‘A Sense of Unity Is What We Wanted’

With Class of 1964 Terrace gift, classmates pay tribute to the past and welcome the future

By Beth Morgen

A career epidemiologist at Johns Hopkins, Diane Becker knows a lot about searching for things, so when she volunteered to help garner support for a gift the School of Nursing’s building addition, she applied her investigatory skills to finding people—lots of people.

Her detective work paid off. Working with a committee of Class of 1964 Nursing graduates and leveraging a plethora of search tools, Becker reached some 100 classmates about funding a terrace in the building addition. The vast majority of the class contributed with current and planned gifts, raising more than $500,000.

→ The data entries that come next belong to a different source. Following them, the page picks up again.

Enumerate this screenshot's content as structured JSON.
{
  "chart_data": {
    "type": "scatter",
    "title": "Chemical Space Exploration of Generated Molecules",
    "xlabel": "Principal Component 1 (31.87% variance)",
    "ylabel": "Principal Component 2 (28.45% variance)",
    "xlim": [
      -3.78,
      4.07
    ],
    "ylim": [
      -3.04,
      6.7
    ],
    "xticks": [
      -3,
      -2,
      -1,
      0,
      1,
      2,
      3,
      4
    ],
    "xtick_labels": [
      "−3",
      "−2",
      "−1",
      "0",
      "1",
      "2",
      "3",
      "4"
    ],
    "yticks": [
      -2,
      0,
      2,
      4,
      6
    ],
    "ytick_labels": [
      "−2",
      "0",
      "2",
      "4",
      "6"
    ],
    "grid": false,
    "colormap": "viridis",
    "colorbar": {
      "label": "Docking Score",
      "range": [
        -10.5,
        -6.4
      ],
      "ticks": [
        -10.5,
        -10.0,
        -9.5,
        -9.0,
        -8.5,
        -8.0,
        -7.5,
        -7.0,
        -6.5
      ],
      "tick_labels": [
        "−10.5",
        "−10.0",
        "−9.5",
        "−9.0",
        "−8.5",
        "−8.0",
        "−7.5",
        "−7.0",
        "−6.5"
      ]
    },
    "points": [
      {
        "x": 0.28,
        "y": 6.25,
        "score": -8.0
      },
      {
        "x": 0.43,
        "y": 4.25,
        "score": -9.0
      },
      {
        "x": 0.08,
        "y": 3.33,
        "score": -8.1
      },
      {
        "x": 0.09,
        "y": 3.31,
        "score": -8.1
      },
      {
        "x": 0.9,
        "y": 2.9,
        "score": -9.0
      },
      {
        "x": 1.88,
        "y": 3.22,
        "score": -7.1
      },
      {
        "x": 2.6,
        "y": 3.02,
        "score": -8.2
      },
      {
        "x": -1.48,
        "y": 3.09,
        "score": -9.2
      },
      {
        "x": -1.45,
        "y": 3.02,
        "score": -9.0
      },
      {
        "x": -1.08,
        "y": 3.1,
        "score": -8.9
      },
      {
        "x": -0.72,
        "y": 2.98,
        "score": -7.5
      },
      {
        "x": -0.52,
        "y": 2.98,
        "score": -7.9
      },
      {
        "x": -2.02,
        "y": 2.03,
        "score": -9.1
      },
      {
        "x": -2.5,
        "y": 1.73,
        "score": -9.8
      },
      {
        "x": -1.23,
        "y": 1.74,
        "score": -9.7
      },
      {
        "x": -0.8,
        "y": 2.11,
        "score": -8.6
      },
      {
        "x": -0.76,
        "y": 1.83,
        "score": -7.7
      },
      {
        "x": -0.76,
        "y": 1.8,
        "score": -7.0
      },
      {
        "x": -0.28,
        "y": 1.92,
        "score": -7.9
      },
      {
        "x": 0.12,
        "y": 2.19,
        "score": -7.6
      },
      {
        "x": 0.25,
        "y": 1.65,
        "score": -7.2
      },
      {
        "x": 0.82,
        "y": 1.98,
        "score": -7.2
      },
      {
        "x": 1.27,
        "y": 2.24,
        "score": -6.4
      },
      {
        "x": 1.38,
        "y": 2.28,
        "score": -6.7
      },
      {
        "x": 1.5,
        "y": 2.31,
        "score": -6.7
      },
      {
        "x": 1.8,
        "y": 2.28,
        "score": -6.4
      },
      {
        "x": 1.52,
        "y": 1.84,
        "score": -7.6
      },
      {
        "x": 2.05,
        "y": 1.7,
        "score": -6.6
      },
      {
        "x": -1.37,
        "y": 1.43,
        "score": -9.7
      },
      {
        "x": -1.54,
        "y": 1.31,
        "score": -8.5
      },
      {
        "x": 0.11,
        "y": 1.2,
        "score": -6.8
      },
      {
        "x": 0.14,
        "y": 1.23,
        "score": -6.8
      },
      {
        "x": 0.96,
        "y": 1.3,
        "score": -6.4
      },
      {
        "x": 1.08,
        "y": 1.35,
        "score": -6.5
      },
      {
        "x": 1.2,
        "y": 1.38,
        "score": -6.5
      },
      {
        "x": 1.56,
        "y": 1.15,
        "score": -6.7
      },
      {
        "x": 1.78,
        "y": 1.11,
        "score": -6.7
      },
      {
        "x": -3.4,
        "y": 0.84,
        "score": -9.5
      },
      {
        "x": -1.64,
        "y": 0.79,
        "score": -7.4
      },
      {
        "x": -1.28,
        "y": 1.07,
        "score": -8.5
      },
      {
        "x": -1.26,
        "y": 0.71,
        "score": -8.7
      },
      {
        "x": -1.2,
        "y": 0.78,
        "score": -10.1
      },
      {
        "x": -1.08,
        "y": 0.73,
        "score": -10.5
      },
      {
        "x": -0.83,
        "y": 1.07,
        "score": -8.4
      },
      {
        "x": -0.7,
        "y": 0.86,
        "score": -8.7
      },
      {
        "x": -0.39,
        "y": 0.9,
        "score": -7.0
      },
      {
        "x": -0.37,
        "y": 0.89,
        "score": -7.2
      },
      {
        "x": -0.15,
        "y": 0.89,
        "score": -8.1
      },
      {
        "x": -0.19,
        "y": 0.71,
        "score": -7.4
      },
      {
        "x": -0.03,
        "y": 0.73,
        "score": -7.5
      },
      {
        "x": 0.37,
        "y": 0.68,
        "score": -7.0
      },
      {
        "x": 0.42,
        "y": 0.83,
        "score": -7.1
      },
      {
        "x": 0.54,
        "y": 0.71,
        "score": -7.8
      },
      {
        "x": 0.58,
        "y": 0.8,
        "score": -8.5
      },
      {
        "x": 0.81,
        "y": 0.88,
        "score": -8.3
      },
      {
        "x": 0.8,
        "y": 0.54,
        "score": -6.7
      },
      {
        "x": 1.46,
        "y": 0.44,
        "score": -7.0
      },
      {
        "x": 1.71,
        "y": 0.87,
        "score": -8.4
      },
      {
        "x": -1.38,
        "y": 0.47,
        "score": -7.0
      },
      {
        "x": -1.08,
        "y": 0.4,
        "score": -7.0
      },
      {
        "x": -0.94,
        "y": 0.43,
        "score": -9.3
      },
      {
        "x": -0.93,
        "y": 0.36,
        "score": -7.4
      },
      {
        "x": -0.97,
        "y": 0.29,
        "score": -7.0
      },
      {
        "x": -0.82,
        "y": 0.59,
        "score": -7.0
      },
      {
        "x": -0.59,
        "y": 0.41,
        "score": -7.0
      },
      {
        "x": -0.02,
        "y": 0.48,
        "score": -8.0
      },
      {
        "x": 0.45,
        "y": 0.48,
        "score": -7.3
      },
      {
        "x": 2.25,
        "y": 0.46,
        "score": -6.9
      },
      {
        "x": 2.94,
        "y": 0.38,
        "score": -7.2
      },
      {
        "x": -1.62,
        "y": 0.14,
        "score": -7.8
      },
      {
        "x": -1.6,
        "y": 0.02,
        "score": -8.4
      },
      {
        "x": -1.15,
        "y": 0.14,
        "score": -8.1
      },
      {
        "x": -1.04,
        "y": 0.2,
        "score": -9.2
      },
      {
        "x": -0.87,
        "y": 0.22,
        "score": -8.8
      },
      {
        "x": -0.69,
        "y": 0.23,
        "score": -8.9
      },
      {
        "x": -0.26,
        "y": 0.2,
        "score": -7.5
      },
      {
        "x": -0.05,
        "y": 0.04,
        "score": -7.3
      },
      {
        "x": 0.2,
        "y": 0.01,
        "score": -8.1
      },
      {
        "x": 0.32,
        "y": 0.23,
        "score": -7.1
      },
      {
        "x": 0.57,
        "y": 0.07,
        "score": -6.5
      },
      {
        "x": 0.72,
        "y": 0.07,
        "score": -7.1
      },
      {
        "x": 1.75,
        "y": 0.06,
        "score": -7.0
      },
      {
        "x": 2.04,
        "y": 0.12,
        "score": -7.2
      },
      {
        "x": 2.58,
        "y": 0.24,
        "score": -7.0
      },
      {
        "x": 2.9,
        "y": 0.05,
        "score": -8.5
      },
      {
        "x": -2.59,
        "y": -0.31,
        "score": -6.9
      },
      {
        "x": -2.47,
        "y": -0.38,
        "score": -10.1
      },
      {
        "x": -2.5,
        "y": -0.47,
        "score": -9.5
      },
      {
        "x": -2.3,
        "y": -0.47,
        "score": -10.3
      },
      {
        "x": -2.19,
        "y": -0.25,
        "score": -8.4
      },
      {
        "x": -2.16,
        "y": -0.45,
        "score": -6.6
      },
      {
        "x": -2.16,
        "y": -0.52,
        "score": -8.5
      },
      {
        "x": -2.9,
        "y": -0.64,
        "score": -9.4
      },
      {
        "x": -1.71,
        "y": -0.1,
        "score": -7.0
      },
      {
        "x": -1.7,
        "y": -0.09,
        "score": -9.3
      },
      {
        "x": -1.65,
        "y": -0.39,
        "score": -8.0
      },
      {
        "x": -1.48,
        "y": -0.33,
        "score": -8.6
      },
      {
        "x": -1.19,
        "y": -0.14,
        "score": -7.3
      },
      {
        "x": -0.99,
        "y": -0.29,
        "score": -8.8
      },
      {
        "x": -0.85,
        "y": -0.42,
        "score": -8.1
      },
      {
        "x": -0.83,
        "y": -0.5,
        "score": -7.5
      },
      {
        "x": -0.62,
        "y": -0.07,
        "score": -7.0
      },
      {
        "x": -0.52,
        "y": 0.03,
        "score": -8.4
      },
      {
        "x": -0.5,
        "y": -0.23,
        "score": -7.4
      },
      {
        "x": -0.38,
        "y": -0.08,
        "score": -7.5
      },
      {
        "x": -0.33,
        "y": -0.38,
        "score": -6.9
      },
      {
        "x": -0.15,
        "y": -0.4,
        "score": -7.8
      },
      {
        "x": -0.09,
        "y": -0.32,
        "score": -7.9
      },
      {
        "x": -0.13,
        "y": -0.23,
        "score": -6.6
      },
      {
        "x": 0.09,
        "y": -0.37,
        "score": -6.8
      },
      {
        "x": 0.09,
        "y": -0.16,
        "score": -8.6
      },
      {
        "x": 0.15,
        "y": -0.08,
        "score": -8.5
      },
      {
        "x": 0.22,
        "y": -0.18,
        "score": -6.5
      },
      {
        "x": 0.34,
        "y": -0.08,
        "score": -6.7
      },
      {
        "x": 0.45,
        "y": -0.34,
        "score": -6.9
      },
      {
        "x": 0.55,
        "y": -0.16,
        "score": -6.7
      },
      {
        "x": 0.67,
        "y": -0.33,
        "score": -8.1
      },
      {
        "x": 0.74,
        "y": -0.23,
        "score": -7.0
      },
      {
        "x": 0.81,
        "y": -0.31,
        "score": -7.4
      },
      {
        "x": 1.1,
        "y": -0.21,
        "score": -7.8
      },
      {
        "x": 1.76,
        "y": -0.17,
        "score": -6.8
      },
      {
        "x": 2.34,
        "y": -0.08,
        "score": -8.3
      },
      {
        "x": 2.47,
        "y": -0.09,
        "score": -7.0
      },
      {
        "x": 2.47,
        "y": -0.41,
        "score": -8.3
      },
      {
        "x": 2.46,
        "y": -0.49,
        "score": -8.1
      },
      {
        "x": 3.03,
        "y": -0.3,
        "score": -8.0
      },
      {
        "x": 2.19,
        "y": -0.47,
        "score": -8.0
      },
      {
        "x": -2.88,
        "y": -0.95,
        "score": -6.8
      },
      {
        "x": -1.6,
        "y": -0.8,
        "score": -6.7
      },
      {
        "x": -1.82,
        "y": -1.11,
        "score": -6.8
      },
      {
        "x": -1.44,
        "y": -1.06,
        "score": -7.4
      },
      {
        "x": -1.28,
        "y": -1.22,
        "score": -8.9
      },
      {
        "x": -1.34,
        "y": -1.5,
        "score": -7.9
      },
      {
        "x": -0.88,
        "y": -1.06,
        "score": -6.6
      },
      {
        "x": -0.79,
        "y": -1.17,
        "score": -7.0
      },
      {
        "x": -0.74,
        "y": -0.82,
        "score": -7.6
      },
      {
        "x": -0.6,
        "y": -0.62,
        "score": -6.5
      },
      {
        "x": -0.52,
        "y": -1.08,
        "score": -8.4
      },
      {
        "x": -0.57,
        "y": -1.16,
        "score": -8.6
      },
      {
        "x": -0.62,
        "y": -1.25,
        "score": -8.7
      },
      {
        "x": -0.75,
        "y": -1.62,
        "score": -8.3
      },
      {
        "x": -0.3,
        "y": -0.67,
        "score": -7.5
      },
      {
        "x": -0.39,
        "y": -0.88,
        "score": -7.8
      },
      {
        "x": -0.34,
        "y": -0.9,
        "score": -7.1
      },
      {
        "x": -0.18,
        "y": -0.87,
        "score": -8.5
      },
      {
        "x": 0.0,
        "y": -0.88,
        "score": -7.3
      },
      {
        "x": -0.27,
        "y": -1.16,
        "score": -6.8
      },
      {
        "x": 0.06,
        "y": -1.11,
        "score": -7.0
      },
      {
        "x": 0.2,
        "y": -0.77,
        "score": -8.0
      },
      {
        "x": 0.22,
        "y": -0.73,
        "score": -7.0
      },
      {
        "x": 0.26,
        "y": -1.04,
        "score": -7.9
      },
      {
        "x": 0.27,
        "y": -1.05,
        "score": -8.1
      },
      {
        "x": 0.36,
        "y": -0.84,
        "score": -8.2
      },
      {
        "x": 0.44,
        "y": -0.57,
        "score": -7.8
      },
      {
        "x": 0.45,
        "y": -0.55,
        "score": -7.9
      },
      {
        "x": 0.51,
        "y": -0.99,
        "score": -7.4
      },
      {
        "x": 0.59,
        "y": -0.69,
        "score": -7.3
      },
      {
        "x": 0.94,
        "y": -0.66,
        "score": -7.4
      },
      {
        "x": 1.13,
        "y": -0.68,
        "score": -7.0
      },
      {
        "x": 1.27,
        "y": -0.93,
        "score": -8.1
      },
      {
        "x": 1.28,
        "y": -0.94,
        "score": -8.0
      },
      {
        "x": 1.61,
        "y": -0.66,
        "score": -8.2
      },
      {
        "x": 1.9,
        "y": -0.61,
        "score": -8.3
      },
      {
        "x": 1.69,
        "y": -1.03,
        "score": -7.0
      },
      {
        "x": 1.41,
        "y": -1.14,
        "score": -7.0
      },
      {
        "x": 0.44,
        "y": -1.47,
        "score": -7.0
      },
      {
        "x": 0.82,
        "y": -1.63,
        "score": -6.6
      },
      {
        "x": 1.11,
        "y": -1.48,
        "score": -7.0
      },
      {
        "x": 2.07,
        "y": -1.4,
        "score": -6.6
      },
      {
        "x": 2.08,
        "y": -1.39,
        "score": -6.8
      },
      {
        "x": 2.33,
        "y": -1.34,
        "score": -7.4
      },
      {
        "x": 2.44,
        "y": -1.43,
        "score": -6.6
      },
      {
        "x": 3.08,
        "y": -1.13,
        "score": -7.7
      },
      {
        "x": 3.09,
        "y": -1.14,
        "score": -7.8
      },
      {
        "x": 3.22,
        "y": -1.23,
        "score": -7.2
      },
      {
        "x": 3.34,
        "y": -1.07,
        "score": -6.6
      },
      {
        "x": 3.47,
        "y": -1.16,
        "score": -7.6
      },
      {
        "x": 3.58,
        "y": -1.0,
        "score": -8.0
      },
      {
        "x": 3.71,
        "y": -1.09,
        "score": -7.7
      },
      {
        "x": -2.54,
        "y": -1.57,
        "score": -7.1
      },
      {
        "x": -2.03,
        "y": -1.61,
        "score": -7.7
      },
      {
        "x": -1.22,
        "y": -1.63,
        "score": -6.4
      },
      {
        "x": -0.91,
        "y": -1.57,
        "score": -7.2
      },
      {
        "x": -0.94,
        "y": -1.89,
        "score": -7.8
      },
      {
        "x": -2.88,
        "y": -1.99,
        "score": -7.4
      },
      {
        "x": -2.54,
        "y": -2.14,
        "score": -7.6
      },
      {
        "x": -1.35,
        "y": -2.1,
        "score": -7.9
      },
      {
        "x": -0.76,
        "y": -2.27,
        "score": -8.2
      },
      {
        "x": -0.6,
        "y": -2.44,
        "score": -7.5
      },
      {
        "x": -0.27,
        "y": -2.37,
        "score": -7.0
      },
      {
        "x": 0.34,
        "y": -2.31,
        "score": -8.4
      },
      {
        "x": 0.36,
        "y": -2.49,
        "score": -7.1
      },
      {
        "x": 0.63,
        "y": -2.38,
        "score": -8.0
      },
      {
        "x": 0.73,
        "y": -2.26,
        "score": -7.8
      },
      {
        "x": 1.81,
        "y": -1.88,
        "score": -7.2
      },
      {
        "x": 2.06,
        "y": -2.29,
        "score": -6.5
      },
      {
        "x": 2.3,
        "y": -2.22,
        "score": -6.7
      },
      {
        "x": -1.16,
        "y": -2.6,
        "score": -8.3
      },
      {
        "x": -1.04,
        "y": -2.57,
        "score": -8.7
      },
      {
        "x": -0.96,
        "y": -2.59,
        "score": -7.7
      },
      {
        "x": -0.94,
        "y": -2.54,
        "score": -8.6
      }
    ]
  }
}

“You get a sense that the whole class pulled together,” says Becker, who also holds master’s and doctorate degrees from the Bloomberg School of Public Health. “A sense of unity is what we wanted to show and to have a legacy.”

The Class of 1964 Terrace is part of a 45,000-square-foot expansion to the School of Nursing’s Anne M. Pinkard Building that, while future-oriented, honors the school’s mission of preparing nurse leaders—something especially meaningful to Class of 1964 graduates.

“I just feel good to be able to contribute in a positive and concrete way,” says class member Lynne Wolfe, a nurse care manager for a behavioral health home program in Maine. “My hope is that the terrace will remind people of the history of the school—that it is built on the backs and life experiences of the classes that came before them.”

The Class of 1964 Terrace is situated off of the building’s fifth floor outside of the dean’s suite. Martha Hill, the school’s dean from 2001 to 2014, joined her 1964 classmates in raising funds for the terrace and contributed her own gift. To her, the space symbolizes the class’s cohesiveness and commitment. “We were a class that liked being together and enjoyed gatherings,” she says. “Supporting the terrace as a space and a place where you could celebrate the value of relationships that are formed within the classes and among the classes greatly appealed to us.”

A passionate JHSON alumna and expert in the prevention and management of coronary disease, Diane M. Becker, ScD, MPH, RN, passed away peacefully at home in Baltimore, MD on November 17 with family at her side.